Priorities for Haiti: Electricity Reform, Nutrition and Child Health
Port-au-Prince, Haiti - Electricity reform, child nutrition, and immunization should be prioritized by decision-makers, an eminent panel including Haitian economic experts and a Nobel laureate economist announced today, after studying new research written for Haiti Priorise.
Ketleen Florestal, P.J. Raymond Magloire, Kesner Pharel, and Vernon Smith considered 85 proposals to improve Haiti’s environmental, social and economic wellbeing, in 45 new research papers. Based on studying this evidence and interviewing the Haitian and international economists, the panel recommends five priorities:
- Reforming the electricity utility to create long-run savings of 4.7 billion gourdes per year.
- Fortifying wheat flour with micronutrients to prevent 150 newborn deaths and 260,000 cases of anemia each year.
- Increasing access to early childhood education for 258,000 children per year, leading to a lifelong increase in earnings worth 115 billion gourdes.
- Training first responders to save 700 lives each year.
- Amplifying infant immunization coverage to 90%, to save 16,500 lives over the next nine years.
The research and findings of Haiti Priorise make very useful reading not just for the government, but for donors and NGOs – and to anyone with an interest in this nation’s future”
said Ketleen Florestal, Eminent Panel member and advisor to the Executive Directors of Haiti at the World Bank Group and the IMF.
Creating the conditions for an autonomous, accountable and efficient electric utility was the panel’s top recommendation.

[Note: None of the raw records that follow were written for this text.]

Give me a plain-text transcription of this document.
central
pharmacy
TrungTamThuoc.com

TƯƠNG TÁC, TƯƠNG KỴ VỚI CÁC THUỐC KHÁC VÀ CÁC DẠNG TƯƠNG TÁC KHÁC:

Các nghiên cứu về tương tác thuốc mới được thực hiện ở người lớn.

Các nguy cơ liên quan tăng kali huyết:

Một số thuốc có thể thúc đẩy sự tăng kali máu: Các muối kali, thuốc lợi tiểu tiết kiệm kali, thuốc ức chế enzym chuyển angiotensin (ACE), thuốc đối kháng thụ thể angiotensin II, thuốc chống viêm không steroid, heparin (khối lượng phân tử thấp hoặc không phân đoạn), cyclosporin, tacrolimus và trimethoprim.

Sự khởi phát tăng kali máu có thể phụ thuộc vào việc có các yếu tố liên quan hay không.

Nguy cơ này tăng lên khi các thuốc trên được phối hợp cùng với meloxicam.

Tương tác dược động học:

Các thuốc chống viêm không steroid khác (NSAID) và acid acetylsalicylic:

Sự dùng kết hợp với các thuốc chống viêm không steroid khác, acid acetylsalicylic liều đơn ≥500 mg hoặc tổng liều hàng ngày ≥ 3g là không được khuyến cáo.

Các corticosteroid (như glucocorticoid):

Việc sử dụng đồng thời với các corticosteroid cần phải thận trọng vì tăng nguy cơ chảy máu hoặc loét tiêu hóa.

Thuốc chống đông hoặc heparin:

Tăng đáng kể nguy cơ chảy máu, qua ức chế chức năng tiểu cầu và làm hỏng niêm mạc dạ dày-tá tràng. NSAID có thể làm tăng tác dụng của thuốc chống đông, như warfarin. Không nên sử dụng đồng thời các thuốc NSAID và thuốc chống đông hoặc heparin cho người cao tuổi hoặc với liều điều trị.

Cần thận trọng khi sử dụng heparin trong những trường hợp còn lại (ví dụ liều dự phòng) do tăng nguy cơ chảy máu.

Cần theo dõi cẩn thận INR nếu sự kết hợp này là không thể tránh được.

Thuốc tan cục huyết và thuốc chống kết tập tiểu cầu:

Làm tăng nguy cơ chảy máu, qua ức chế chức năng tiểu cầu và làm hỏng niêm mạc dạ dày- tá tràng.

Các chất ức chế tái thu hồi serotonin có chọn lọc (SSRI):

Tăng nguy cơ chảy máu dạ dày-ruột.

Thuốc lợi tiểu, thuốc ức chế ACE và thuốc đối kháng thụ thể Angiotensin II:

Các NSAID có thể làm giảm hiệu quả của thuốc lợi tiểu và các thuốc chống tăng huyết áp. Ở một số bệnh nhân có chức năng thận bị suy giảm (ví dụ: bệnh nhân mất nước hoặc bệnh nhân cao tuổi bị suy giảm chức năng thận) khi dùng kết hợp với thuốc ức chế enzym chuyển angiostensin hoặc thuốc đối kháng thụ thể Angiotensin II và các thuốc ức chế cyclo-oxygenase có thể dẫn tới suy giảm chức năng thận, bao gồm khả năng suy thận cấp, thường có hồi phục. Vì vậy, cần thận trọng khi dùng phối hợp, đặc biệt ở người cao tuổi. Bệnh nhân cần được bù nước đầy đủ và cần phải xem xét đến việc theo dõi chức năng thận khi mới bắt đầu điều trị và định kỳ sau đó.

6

The proposal, studied by Juan Belt, Bahman Kashi, and Jay Mackinnon of Limestone Analytics, would cost 2.25 billion gourdes. It will substantially reduce the losses experienced by Electricité d’Haïti. This will generate benefits to Haiti worth 49.2 billion gourdes. The research shows that each gourde or dollar spent on this proposal would generate benefits worth 22 gourdes.1
Kesner Pharel, Eminent Panel member and renowned Haitian economist said,
There are many infrastructure needs, but among them electricity reform is indispensible. Reform will be challenging, but it is vital. A poor-functioning electricity sector puts brakes on the Haitian economy. We must remove this constraint to economic growth. Freeing up $200 million dollars per year means this money could be better spent on areas like health and education, to achieve a lot more for Haiti.”
The second top-ranked proposal is adding micronutrients to a staple food item such as wheat, at the point that it is milled or bagged in Haiti.
Philome Joseph Raymond Magloire, Eminent Panel member and former governor of the Central Bank (BRH) said,
Wheat flour fortification is a very cheap intervention, involving cooperation between the government and Haitian industry to ensure that micronutrients are added at the mill. I find that there is a compelling case that fortifying a staple food product could make a significant difference to an important nutritional problem."
Ketleen Florestal said the proposal is
worthy of prioritization because of their transformative potential: if carried out correctly in the Haitian context, this could improve the diets and health of many people and remove a significant disadvantage from a significant portion of the population.”
Several of the top-ranked proposals would have a transformative impact at a very early stage of a child’s life. Vernon Smith, Eminent Panel member and Nobel Laureate said:
There is a very short window during which we can make a huge difference to a child’s entire life. The Haiti Priorise research highlights the need to make sure that we seize life-changing opportunities in nutrition, health and education.”
The Haiti Priorise project follows the Copenhagen Consensus methodology, used for more than a decade to identify the costs and benefits of different ways to respond to global, regional and national challenges.
Bjorn Lomborg, Copenhagen Consensus Center director said,
Like all nations, Haiti has limited resources and prioritization among potentially unlimited interventions is needed. Understanding the costs and benefits of different proposals can improve the public conversation about priorities. These findings create a compelling case for decision-makers to focus more attention on phenomenal investments where a small amount could achieve huge and lasting effects.”
Philome Joseph Raymond Magloire said,
By considering the input of the government, businesses and others, and taking a careful look at many hundreds of proposals, Haiti Priorise has ensured that it is grounded in the Haitian context.”
Haiti Priorise is a research project funded by the Government of Canada. Haïti Priorise has worked with more than 700 sector experts representing the government, donors, think-tanks, universities and NGOs, and with 50 economists from Haïti and abroad to identify and study 85 concrete proposals that would improve the nation’s social, economic and environmental wellbeing. Forty-five research papers, available online, were written and peer-reviewed by academics and sector experts.